According to the Libyan Herald, the Joint Force (JF) is made up of fighters drawn from the ministries of defence and interior and is equipped with 300 armed ‘technical’ fighting vehicles and 21 armoured personnel carriers.

It is charged with conducting regular patrols to counter potential security threats after a spate of bomb attacks and shootings targeting embassies and diplomatic staff in the past two years.

JF public relations officer Esam Naas said the force, which is commanded by Colonel Fitouri Ghuraebi, will patrol the streets of Tripoli around the clock and has already completed deployments to some sections of the capital.
“We wasted no time in the preparations to go out and secure the city. This (operation) will be done in full coordination with the Police Directorate in Tripoli and other security forces arms. Our 2 000 men will be mainly guarding the entry and exit points of Greater Tripoli,” Naas said.

Set up March this year, the JF is made up of selected officers and former militias who have received specialised counter-terror training through military assistances programmes run by the Italian, Turkish, United States and French governments. The force failed to start work early in the year as it lacked military equipment and operated without funding.

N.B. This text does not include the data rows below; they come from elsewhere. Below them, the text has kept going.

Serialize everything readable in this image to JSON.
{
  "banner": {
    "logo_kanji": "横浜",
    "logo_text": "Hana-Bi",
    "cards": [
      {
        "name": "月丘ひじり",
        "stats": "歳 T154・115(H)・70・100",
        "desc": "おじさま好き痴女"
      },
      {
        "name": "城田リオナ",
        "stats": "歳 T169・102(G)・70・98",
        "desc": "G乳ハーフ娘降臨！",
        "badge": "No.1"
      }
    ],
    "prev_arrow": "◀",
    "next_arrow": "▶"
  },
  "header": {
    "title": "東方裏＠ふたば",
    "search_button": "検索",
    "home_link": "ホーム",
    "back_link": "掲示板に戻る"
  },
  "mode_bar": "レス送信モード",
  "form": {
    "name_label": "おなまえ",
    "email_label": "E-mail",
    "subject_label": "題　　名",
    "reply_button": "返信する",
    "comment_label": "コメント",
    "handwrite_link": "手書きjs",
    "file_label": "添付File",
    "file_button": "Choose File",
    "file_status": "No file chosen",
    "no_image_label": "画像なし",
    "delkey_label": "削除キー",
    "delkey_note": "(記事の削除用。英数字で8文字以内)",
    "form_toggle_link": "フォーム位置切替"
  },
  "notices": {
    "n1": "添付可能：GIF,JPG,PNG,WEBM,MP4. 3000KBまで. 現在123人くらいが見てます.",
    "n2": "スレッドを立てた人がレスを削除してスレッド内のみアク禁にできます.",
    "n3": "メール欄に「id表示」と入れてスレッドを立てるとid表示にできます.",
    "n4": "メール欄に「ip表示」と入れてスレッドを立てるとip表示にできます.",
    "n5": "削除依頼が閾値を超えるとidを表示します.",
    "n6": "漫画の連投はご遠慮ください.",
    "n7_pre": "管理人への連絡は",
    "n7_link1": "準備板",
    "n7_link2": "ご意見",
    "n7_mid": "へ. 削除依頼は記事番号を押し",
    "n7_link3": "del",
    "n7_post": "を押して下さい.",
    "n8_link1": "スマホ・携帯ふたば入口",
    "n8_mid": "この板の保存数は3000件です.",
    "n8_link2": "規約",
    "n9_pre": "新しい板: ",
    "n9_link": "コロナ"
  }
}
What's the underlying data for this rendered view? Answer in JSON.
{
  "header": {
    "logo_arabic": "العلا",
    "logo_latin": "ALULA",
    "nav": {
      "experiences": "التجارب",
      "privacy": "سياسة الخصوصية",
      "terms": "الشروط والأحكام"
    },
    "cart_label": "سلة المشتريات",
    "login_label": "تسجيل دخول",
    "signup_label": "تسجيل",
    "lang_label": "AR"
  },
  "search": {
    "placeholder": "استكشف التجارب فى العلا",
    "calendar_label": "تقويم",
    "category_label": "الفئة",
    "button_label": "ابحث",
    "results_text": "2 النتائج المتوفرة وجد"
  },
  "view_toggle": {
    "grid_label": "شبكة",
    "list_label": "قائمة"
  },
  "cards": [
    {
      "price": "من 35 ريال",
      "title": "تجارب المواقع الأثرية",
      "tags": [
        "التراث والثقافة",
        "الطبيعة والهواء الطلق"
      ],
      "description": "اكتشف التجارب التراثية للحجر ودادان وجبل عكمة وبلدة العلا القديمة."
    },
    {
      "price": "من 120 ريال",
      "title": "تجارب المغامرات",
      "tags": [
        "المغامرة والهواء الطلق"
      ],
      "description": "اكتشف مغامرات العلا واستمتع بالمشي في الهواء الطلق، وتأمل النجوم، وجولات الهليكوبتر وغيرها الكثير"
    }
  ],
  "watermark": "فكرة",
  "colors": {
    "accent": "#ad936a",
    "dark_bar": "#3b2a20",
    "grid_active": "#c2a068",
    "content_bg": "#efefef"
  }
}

As a result, the force limited its operations to manpower training and low-level security sweeps such as clearing illegal occupants from government buildings within the city centre. Prompted by rising insecurity following a spate of shootings and car bomb attacks on embassies and on the streets of Tripoli, the Libyan government has been forced to release funds to finance the JF operations.

Libya has been beset by insecurity due to infighting among fractious militia alliances which were formed to fight strongman Muammar Gaddafi during the 2011 revolution.

Since then, suspected trans-national terror outfits have established operations inside the country and are believed to be responsible for a spate of car bombs, embassy attacks, attacks on diplomatic staff and of late, jailbreaks in which hundreds of hard-core Al Qaeda militants escaped.



Fighting has also broken out regularly between the new national army and the militias. To compound an already dire security situation, fighting has also broken out regularly between rival militias which still control many parts of the capital Tripoli, Benghazi, Misurata, Sabha and other former hotbeds of the 2011 revolution.